Let $f \in L^2$ be absolutely continuous on an open bounded set $(a,b)$. Now, take $\phi_n \rightarrow f$ in the $L^2$, sense.
I would like to understand if we have the following limits.
1.) Let $p \in C(a,b)$ so not necessarily bounded at the interval ends. and $pf'\in L^2$. Does this mean that we have $$p\phi_n' \rightarrow pf'$$ in the $L^2$-sense?
Now the other way around:
2.)Assume we know that the limit of $p \phi_n'$ exists in the $L^2$ sense, does this mean that $p \phi'_n \rightarrow pf$ in the $L^2$-sense(which of course implies that $pf'\in L^2$ exists)?
My attempts:
1.) Maybe we have from the $\phi_n \rightarrow f$ as $L^2$ convergence that a subsequence converges pointwise a.e. This could(I am not so sure) imply that $p \phi_n' \rightarrow pf'$ for a proper subsequence a.e. But I fail to see, how we can establish the $L^2$ convergence from this?

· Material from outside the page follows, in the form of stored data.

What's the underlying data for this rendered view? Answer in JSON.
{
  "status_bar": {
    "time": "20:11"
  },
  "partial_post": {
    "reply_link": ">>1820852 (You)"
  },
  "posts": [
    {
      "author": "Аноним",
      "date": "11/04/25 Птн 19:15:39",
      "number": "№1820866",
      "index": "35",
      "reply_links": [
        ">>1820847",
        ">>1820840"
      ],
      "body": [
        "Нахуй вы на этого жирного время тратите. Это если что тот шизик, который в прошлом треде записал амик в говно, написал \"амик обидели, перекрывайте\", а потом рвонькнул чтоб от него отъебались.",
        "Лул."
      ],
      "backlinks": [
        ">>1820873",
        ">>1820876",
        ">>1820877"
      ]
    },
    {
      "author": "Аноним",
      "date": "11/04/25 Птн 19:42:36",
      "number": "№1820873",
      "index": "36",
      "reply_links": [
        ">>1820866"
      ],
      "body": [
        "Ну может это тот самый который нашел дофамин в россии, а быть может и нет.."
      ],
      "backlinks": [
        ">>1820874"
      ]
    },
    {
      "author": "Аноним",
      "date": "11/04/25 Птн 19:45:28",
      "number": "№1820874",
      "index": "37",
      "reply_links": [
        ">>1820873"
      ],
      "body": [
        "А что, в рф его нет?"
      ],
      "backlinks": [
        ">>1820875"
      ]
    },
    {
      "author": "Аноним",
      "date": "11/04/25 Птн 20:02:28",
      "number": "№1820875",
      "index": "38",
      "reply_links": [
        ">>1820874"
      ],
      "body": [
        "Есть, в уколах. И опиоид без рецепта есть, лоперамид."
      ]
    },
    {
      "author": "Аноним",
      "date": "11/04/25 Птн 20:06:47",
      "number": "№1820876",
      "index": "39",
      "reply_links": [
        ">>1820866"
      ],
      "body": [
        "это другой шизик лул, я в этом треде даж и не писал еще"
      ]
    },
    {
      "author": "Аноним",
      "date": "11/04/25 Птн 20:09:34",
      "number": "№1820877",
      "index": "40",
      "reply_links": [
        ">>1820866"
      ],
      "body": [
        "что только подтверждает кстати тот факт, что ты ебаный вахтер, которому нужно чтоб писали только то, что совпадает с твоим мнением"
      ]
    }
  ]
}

2.) By $\phi_n \rightarrow f$ we have that a subsequence $\phi_n \rightarrow f$ pointwise almost everywhere. Thus, we should also have $\phi_n' \rightarrow f'$ pointwise a.e for a subsequence. So we have pointwise a.e. convergence $p\phi_n' \rightarrow pf'$ and $p \phi_n'$ converges in the $L^2$ sense. So afais, both limits must be the same.
Could anyboy help me making this rigorous? One issue is that I am not sure, if we have $\phi_n \rightarrow f$ pointwise a.e. then the same holds true for the derivatives?
If anything is unclear, please let me know.